基金the financial support of the USDA-NIFA-AFRI (Grant No. GEOX-2010-03868) for conducting this research
文摘Cover crop and nitrogen(N) fertilization may maintain soil organic matter under bioenergy perennial grass where removal of aboveground biomass for feedstock to produce cellulosic ethanol can reduce soil quality.

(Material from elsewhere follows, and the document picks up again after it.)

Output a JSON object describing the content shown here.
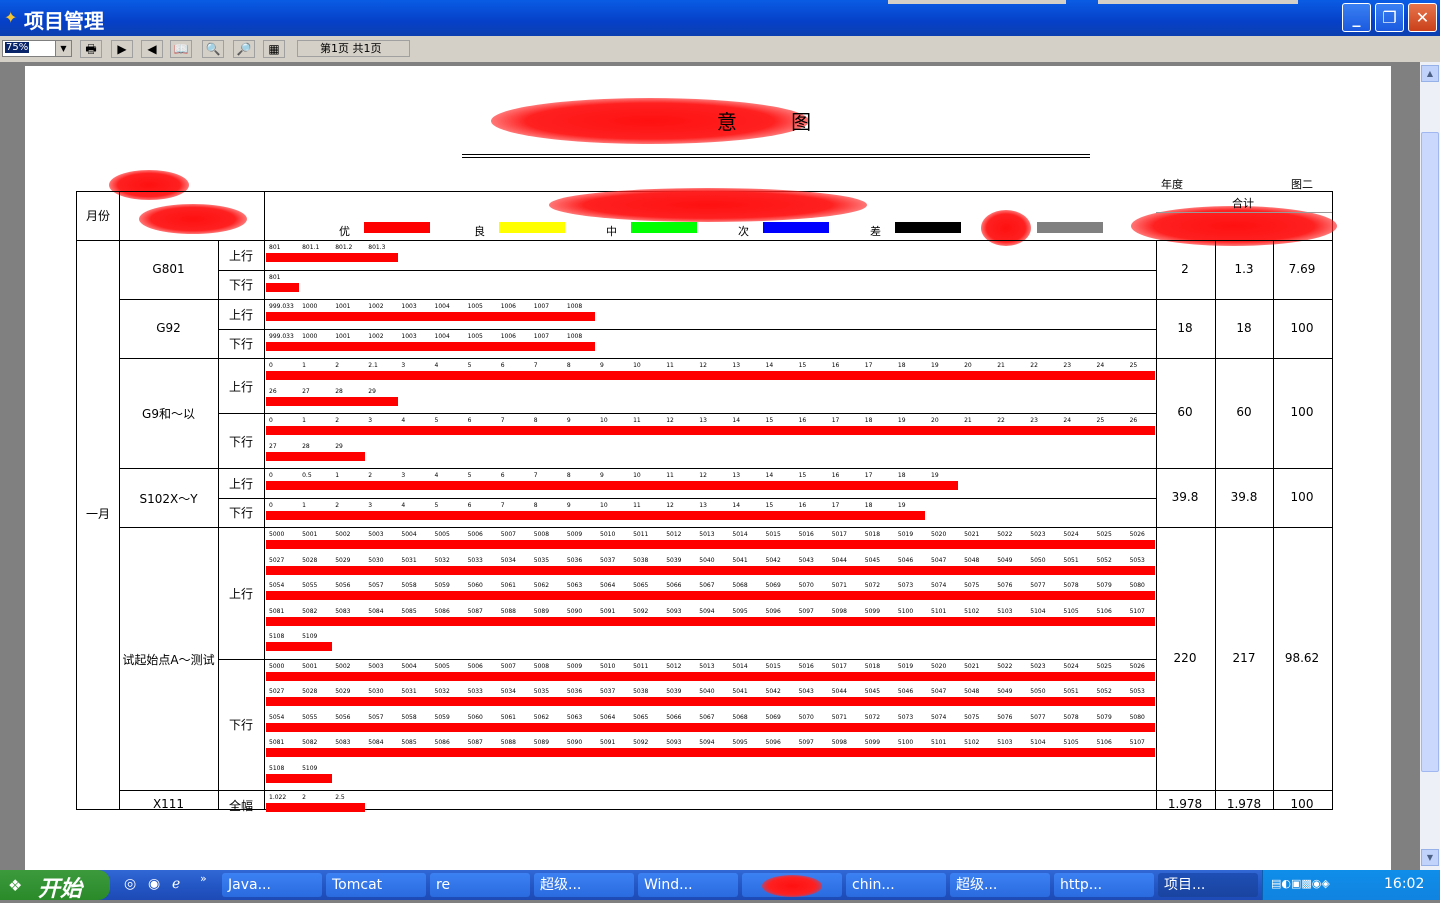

We evaluated the effects of cover crops and N fertilization rates on soil organic carbon(C)(SOC), total N(STN), ammonium N(NH_4-N), and nitrate N(NO_3-N) contents at the0–5, 5–15, and 15–30 cm depths under perennial bioenergy grass from 2010 to 2014 in the southeastern USA. Treatments included unbalanced combinations of perennial bioenergy grass, energy cane(Saccharum spontaneum L.) or elephant grass(Pennisetum purpureum Schumach.), cover crop, crimson clover(Trifolium incarnatum L.), and N fertilization rates(0, 100, and 200 kg N ha^(-1)). Cover crop biomass and C and N contents were greater in the treatment of energy cane with cover crop and 100 kg N ha^(-1) than in the treatment of energy cane and elephant grass. The SOC and STN contents at 0–5 and 5–15 cm were 9%–20% greater in the treatments of elephant grass with cover crop and with or without 100 kg N ha^(-1)than in most of the other treatments. The soil NO_3-N content at 0–5 cm was 31%–45% greater in the treatment of energy cane with cover crop and 100 kg N ha^(-1)than in most of the other treatments.The SOC sequestration increased from 0.1 to 1.0 Mg C ha^(-1)year^(-1)and the STN sequestration from 0.03 to 0.11 Mg N ha^(-1)year^(-1)from 2010 to 2014 for various treatments and depths. In contrast, the soil NH_4-N and NO_3-N contents varied among treatments,depths, and years. Soil C and N storages can be enriched and residual NO_3-N content can be reduced by using elephant grass with cover crop and with or without N fertilization at a moderate rate.